INTERCETTAZIONI NEL CASSETTO - Le intercettazioni confluite in quel fascicolo risalgono al giugno 2012 e, secondo l'atto di accusa del Csm, furono «conosciute dal dott. Ingroia presumibilmente sin da allora», anche se la Procura di Caltanissetta venne «informata soltanto nel novembre 2012, ovvero soltanto pochi giorni prima» che Ingroia «lasciasse l'incarico di aggiunto presso la procura di Palermo». Le intercettazioni rimasero, dunque, questa l'ipotesi del Csm, per cinque mesi chiuse nel cassetto dell'ex aggiunto della Procura di Palermo. Tra Ingroia e Messineo ci sarebbe stato dunque, nota il Csm, un «rapporto privilegiato», che avrebbe portato il capo dei pm a perdere «piena indipendenza» nei confronti del suo vice.
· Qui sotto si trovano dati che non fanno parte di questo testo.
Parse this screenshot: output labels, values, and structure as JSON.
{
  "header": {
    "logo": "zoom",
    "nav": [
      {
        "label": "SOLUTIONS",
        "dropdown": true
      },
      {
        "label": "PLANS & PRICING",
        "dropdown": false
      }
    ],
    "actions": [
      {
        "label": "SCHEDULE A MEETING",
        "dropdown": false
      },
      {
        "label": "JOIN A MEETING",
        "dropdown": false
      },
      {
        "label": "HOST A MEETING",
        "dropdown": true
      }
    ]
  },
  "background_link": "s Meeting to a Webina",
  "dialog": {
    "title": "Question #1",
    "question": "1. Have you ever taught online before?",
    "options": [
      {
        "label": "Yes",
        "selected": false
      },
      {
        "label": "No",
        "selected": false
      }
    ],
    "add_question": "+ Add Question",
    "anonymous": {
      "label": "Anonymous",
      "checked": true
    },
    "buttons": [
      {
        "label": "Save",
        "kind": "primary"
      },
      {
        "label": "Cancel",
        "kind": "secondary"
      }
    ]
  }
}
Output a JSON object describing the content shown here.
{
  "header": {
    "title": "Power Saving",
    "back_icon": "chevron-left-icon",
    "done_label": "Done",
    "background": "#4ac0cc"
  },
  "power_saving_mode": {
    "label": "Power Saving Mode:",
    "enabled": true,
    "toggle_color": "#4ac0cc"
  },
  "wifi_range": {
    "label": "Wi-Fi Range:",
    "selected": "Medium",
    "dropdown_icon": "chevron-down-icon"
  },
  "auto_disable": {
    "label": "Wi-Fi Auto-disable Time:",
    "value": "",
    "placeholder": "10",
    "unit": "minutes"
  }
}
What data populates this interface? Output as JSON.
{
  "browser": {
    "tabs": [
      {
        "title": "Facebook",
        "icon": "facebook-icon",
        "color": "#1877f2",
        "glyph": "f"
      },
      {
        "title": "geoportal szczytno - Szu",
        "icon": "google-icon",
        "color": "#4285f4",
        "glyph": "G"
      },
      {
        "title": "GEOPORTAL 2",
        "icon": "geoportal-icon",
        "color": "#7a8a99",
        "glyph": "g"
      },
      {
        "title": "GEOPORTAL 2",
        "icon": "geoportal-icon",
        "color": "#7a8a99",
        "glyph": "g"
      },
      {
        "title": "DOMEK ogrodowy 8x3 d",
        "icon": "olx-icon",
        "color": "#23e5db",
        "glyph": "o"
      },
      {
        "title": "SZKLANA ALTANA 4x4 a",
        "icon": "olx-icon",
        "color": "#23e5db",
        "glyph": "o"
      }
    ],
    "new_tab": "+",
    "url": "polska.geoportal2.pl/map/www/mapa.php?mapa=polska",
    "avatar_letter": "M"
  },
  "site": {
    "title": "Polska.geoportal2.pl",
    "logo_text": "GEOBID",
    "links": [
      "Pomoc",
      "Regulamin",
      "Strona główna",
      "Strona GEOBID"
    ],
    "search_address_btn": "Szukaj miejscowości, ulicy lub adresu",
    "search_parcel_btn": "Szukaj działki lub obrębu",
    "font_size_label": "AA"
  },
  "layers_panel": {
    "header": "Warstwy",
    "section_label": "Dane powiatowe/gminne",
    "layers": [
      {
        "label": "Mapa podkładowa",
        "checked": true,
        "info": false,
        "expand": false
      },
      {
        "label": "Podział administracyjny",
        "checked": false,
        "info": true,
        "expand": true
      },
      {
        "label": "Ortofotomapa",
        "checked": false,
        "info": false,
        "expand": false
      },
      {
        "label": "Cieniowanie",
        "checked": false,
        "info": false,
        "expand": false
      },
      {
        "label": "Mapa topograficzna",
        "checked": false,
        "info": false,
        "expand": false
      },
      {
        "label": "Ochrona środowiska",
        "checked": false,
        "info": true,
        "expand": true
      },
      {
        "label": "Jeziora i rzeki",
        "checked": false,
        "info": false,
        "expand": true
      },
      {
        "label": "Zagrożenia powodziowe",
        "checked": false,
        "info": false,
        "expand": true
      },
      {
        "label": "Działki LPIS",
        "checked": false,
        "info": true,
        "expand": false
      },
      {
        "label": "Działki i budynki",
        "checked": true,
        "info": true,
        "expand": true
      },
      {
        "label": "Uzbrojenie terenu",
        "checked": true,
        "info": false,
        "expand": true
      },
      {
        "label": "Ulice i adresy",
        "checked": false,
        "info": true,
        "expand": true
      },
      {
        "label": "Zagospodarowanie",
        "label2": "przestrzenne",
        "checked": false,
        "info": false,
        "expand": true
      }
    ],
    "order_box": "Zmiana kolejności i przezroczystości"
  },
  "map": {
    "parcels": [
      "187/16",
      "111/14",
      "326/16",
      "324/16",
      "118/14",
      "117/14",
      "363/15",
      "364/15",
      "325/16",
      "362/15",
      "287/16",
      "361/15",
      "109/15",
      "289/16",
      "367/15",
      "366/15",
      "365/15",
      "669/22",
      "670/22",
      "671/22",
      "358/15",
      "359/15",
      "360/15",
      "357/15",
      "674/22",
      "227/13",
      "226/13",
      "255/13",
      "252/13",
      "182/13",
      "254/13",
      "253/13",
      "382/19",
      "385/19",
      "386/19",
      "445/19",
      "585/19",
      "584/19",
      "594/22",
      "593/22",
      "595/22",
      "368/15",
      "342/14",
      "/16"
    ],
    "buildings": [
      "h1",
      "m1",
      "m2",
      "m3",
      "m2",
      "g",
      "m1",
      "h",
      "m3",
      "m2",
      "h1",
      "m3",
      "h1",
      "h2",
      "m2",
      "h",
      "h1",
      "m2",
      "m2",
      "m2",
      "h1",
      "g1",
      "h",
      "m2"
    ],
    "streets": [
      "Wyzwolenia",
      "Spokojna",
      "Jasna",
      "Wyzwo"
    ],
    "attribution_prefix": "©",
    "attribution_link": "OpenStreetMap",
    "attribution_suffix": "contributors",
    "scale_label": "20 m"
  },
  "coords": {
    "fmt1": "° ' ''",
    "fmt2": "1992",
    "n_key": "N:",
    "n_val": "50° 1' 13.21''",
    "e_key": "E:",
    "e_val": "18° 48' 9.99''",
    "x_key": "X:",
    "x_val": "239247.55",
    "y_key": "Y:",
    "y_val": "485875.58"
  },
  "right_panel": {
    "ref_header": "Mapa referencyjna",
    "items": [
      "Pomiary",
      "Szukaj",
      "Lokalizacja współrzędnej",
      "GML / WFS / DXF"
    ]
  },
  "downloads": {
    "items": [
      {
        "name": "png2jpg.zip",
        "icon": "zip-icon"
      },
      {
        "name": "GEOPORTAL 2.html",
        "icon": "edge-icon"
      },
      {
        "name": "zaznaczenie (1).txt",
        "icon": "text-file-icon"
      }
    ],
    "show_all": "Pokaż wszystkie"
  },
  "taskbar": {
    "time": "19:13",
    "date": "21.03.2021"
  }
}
LA REPLICA DI INGROIA - «E' paradossale: non ho condizionato nessuno né ho tenuto nel cassetto alcunché, come dimostra il fatto che il cognato di Messineo è stato rinviato a giudizio proprio su mia richiesta». Replica così all'Adnkronos Ingroia, in merito a una delle contestazioni che hanno indotto la prima Commissione del Consiglio superiore della magistratura a decidere per l'avvio della procedura di trasferimento per incompatibilità a carico del procuratore capo di Palermo Francesco Messineo. «Non so se questa iniziativa del Csm mi faccia più preoccupare o sorridere -aggiunge Ingroia- la verità è che si tratta di un sorriso amaro». «Chissà -conclude- se è un caso che questo avvenga adesso nei confronti del procuratore aggiunto, coordinatore del pool che ha indagato sulla trattativa Stato-mafia e del procuratore Messineo che ora ha deciso di partecipare alle udienze di questo stesso processo».